Coffee and Donuts with the Faithful – an excerpt

This is an excerpt from A Cup of Pending, which I released last year. I am posting it here in response to a prompt from my friends over at Studio30Plus. The prompt was profundity and/or wisdom. In my whole book, I only used the word wisdom once, and this is it. Enjoy. Oh, and click the Studio30Plus link and check it out. It’s a wonderful site, full of wonderful writers. You’re sure to see something you like.

dontu, doughnut, pastry,

This is a much better looking donut than you usually find in church halls after Sunday services. I find it irresistible, don’t you?

The Wisdom of Job?

The pastor sauntered over to the group. He was beaming and resplendent and looking, Cliff decided, for some attention of which to become the center. His gaze fell upon Cliff, just then having another nibble of doughnut, and his expression froze in place, not a millimeter different from the look of saintly warmth he had carried across the room, but whatever life had animated it before had dissipated like so much smoke.

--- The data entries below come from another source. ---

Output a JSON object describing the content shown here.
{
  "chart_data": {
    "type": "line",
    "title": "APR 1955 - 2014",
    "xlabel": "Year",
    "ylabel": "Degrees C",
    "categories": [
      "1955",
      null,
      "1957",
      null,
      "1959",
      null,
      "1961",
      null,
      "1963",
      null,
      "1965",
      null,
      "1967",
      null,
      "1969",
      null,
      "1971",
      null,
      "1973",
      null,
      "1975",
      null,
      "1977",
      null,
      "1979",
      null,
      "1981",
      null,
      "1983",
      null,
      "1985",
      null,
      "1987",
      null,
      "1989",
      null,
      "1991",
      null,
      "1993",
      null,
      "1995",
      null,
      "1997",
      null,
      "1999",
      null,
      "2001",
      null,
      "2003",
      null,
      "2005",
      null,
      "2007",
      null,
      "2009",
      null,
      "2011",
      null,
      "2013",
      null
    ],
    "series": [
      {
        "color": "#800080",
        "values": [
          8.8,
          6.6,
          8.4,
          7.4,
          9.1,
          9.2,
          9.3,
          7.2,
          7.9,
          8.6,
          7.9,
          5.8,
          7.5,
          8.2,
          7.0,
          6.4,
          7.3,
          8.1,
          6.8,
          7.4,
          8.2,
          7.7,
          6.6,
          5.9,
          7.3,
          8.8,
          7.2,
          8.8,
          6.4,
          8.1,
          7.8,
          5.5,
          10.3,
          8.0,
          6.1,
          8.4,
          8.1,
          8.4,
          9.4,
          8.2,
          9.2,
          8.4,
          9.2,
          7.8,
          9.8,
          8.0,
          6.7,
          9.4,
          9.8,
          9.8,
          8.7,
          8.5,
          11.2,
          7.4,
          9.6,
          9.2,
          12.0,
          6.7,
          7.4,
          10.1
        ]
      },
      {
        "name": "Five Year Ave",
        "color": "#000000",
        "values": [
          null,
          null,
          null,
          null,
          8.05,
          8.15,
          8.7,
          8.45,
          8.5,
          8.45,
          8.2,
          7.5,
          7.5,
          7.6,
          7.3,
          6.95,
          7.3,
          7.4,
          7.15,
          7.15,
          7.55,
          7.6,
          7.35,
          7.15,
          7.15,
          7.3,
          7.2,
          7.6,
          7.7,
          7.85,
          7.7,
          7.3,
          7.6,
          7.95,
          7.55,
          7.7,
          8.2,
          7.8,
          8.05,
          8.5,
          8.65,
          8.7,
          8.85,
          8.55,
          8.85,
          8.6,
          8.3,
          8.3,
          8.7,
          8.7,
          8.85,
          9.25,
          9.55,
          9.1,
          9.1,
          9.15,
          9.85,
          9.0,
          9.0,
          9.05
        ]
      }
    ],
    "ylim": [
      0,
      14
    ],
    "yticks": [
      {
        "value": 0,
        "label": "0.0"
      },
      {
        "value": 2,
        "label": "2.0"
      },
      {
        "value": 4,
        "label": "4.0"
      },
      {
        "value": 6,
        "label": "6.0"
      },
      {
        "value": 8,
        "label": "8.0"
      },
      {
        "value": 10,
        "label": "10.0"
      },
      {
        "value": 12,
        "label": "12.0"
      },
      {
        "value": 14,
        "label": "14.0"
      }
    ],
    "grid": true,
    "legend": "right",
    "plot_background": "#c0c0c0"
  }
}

“I see we have a guest,” he said.

He thrust a brave hand at Cliff who dusted crumbs off his fingers with a napkin and took it. “Welcome, friend. Folks call me Doctor Paul. I’m the pastor here. And you are?”

“Cliff.”

“Enjoying the fellowship, Cliff?” The pastor nodded toward Cliff’s plate and cup. Cliff looked down and noticed Blanche’s twenty dollar bill still lay on the table. He wondered how broadly Doctor Paul defined fellowship.

“Well,” he said, “I’ve been fed and given some money and even prayed over, but I’m not certain any of these good people want to count me among their fellows. For instance, John here asked me to leave because I stink, and Blanche just prayed to God to forgive the offenses I must have committed to get myself into such dire circumstances.”

The pastor swept the crowd with a pleading look. No one met his eyes. They were all busy studying the subtle patterns in the flooring. Cliff watched the exchange, fascinated by the dynamics.

“Cliff has cancer,” Blanche announced.

Doctor Paul cocked his head to consider this new information.

“Not anymore,” Cliff said. “Now I’m just poor, homeless, and unwashed.”

“The first lesson of Job,” the pastor said, “as I stressed in my sermon, is that bad things sometimes happen to good people.”

“I was just telling him that others have had cancer,” John said. “Even here. Even me.”

John seemed proud of his capacity for comprehension. The pastor raised his hand, palm out, whether in blessing or to stop John from talking, Cliff couldn’t decide.

Doctor Paul continued, “Job’s friends, if you’ll remember, had difficulty letting go of the idea that afflictions here on Earth are a punishment from the God of justice. We can’t judge one another on the basis of our trials. Afflictions exist. We don’t know why, but we do know we have Jes …”

“Excuse me, Paul,” Cliff interrupted.

He had his hand up, almost like he was in seventh grade trying to get his teacher’s attention, except he was clutching half a doughnut in his fist. The Pastor took a slow breath.

“Yes, Cliff?”

“I need to know why. I came here today to find out why. It’s what you promised on your sign. This business about nobody knows the mind of God. It is what it is, and we don’t know why? That’s not good enough for me. I want to know why. I need to know why.”

Dr. Paul smiled. He was back in his element.

“Ah,” he said. “The second great lesson of Job. None of us is as righteous as we would like to believe, so what afflictions God sends to us are not punishments exactly, but more like course corrections. He uses our suffering to make us better persons.”

“So you’re saying even if I didn’t do anything to deserve cancer, I still deserved cancer?” Cliff needed more convincing.

“It’s not that you deserved cancer. It’s rather that God in his wisdom decided to bless you with cancer to make you more worthy in his sight. You got cancer because God loves you.”

“Pardon me, Paul, but I think that’s a crock! If that’s true, my new friend, John here, escaped cancer because God hates him, and his lovely wife, Blanche, can spare an extra twenty dollars for a smelly vagrant like me because God doesn’t actually like her enough to polish her up with a little poverty of her own.”

“I think you’re missing the point.”

“I don’t think so,” Cliff said. “I don’t think I’m missing anything at all. It’s just as you said. I’m blessed because I’m cursed and they’re cursed because they’re blessed, and that’s the third great lesson of Job. There’s no justice in a world where God makes bets with the Devil for his own amusement.”